The doctor spoke to the three. They meekly did as they were told. Christy put the gun in his left hand, shrugged his right arm out of the coat. He unbuttoned his shirt, pulled the cloth away from the wound and got his right arm out of the sleeve. Then he transferred the gun to his right hand and got his left arm out of the coat and shirt. He dropped them to the floor. The doctor watched him calmly.

Christy said, “Now fix me up, Doc. That’s a pretty little nurse. You try anything funny with me and I shoot her right in the small of the back.”

“You are a stupid man, señor. I can work easier if you sit down. There.”

“Is it bad?”

“No. It tore the muscle very little. Hit no bone. Hold still.”

Antiseptic burned through the wound. Christy sucked in his breath sharply. The doctor applied folded bandages to the entrance wound and the exit wound and bound them tightly in place with gauze, wrapping it over the shoulder, under the armpit and around the great chest. He anchored the bandages more securely in place with wide strips of adhesive.

“Done,” the doctor said.

“Now have the girl wash out my shirt in that sink over there and wring it as dry as she can get it.” He took the money from the shirt pocket and threw it toward the girl. She did as she was directed. The doctor spoke to the boy and he came timidly over. The doctor began to finish his work on the infected leg, while the boy watched the gun with wide eyes.

Christy put the damp white shirt on, and then the coat. The doctor looked up. “That will be twenty American dollars, señor.”

Christy laughed. “You make good jokes.”

The doctor turned white around the mouth. “This is my profession and I get paid for my profession, señor. Pay me or I shall go to that window and call to the police.” The dark eyes looked at Christy with contempt, without fear.

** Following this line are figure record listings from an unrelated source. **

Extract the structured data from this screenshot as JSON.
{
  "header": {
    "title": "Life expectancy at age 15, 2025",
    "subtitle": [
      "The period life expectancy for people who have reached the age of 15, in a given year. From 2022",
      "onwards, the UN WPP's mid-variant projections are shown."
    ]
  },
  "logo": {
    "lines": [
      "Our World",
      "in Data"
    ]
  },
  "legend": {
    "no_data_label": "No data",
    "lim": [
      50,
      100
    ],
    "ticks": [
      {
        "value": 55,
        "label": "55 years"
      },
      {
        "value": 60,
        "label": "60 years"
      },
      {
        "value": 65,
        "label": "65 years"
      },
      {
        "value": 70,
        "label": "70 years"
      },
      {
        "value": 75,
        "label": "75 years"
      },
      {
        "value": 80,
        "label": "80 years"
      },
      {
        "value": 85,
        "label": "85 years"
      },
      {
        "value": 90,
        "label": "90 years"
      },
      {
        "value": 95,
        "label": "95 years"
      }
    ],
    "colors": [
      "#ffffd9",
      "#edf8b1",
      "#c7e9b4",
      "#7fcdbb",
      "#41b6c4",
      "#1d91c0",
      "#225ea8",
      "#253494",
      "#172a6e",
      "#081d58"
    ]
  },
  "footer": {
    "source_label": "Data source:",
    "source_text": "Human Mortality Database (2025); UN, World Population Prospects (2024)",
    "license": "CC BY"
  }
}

“Are you completely nuts?”

The doctor turned his back on the gun and walked steadily to the window.

“All right, all right,” Christy shouted. He threw two tens on the floor. The doctor spoke to the nurse. She picked them up and handed them to him.

“Do you want a receipt, señor?” the doctor asked mildly, amusement in his eyes.

“No,” Christy said thickly. He hurried out. In the waiting room he turned and called back, “None of you leave here for a half hour.”

The doctor and the nurse turned and stared at him as though he were already forgotten. The nurse handed the doctor a roll of adhesive tape and he once again bent over the infected leg.

Halfway down the stairway Christy stopped and tried to plan the next move. It would be wise to wait until nightfall. In some bar he could find a tourist. The tourist would have a car. A car would get him to Vera Cruz or Tampico. Somehow he would get on a ship. He wondered if he’d killed the Ranger. The man had slumped with his head at a funny angle.

Soon they’d check up and find he’d crossed the bridge. They’d be looking for him. The Piedras Chicas police would be looking. They’d have his description. He turned down another side street. It was empty. He found a barred wooden door set into a cement wall. He got his thick fingers around the edge of it, braced his feet and wrenched it open, hearing the squeal as the nails tore free. He went inside and pushed the door shut.

He was in a quiet garden patio. He stood and listened. He fitted the nails back into the holes, wrapped a handkerchief around his knuckles and drove them in. Again he listened. A small fountain tinkled in the middle of the patio. Christy crawled back into a place where the shrubbery was dense. He lay down with his back against the wall.

The torn shoulder throbbed. After an hour had passed, a stocky blonde woman with a ravaged face came out to the flagstones near the fountain. Christy watched her from the shadows. She spread a blanket, returned a few minutes later with a tall bottle and a tiny glass, and lay face down under the brute sun.